El mismo jesuita del Río que atacó a Baroja también ataca a Azorín, considerado por muchos el inventor del 98. En el libro arriba citado dice que Azorín “fue violento enemigo de la religión católica”. Por su parte, en un trabajo de 1902 titulado La voluntad, Azorín dice que “no hay en España ningún obispo inteligente”. Más adelante, en el mismo escrito, añade: “El catolicismo en España es tiempo perdido. Entre obispos cursis y clérigos patanes acabarán por matarlo”.
Antonio Machado se consideraba “coleccionista de excomuniones”. En el segundo tomo de las Obras Completas, editadas por Espasa Calpe, escribe: “Nosotros militamos contra una sola religión, que juzgamos irreligiosa: la mansa y perversa que tiene encanallado a todo el occidente”. En carta a Unamuno fechada en Baeza “después de mayo” de 1913 le pregunta: “¿Cómo vamos a sacudir el lazo de hierro de la Iglesia católica que nos asfixia?”.
José Ortega y Gasset está considerado como el filósofo más importante que ha tenido España en los dos últimos siglos. Hasta su muerte en 1955 ostentó la cátedra de Metafísica en la Universidad de Madrid. Continuamente se quejaba de que lo tacharan de anticlerical. Lo cierto es que en toda su abundante obra no se halla una literatura tan fuertemente anticatólica como la que figura en El Santo, incluida en Personas y cosas, de 1916. Aquí Ortega se dispara con pétrea sequedad y pétrea violencia en contra de la Iglesia católica. En una conferencia pronunciada el 6 de diciembre de 1931 en el cine de la Ópera, en Madrid, dijo: “Yo, señores, no soy católico y desde mi mocedad he procurado que hasta los humildes detalles de mi vida privada queden formalizados acatólicamente”.

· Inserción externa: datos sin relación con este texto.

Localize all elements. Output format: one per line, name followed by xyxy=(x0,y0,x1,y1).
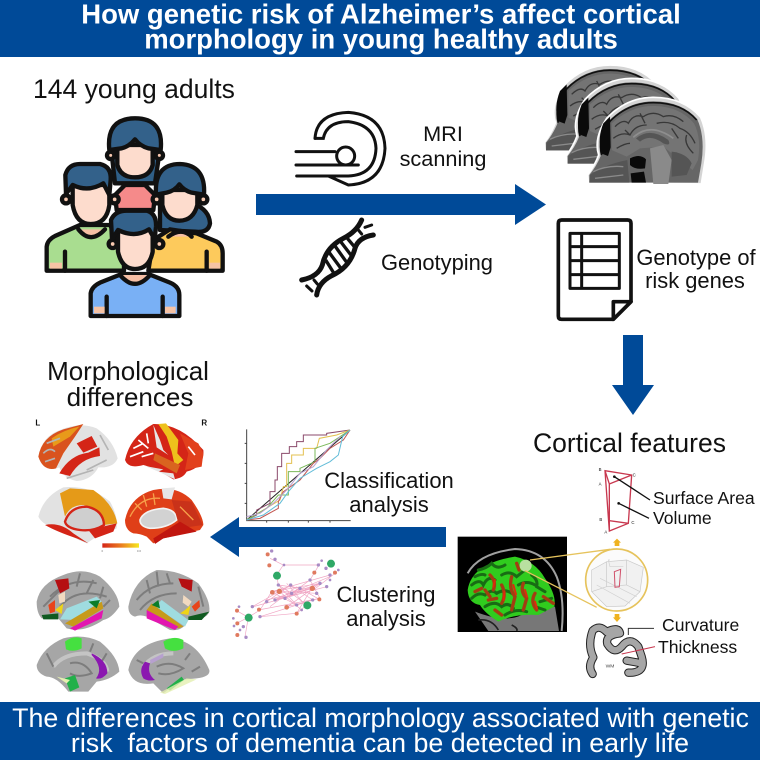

Quiero hacer énfasis en la gran diferencia que existe entre los anticlericales que presenté hace dos semanas y los que figuran en el presente artículo. Aquellos, todos extranjeros, derivaron del anticlericalismo al ateísmo. Los españoles de esta lista no; fueron anticatólicos, anticlericales, pero no ateos. Mantuvieron la creencia en la existencia de Dios. Los hombres del 98 especialmente no comulgaban con la Iglesia católica, pero tampoco negaban a Dios. Tenemos el ejemplo del bueno de Antonio Machado. En Prosas Completas, tomo II de sus Obras Completas, página 1964, encuentro la declaración con la que cierro este trabajo: “Dios es el ser insuperable, perfecto –es perfectísimo– a quien nada puede faltar. Tiene, pues, que existir, porque si no existiera le faltaría una perfección: la existencia para ser Dios. De modo que un Dios inexistente, digamos, mejor, no existente, para evitar equívocos, sería un Dios que no llega a ser Dios. Y esto no se le ocurre ni al que asó la manteca”.
Una confesión: el lector de este artículo advertirá que al escribir del anticlericalismo en España en dos artículos me he limitado a los individuos. He evitado pronunciarme sobre las olas de anticlericalismo desatadas en España en diversos períodos de su historia como protestas de tono político y enfrentamiento con el Estado que derivaron en quemas de templos, profanación de conventos, matanzas de curas, destrucción ciega de imágenes y otras terribles masacres. No he querido escribir de esas reacciones de odio y venganza. Me he limitado al anticlericalismo ideológico, el enfrentamiento sereno entre opiniones, que siempre se ha impuesto y se impondrá a la barbarie.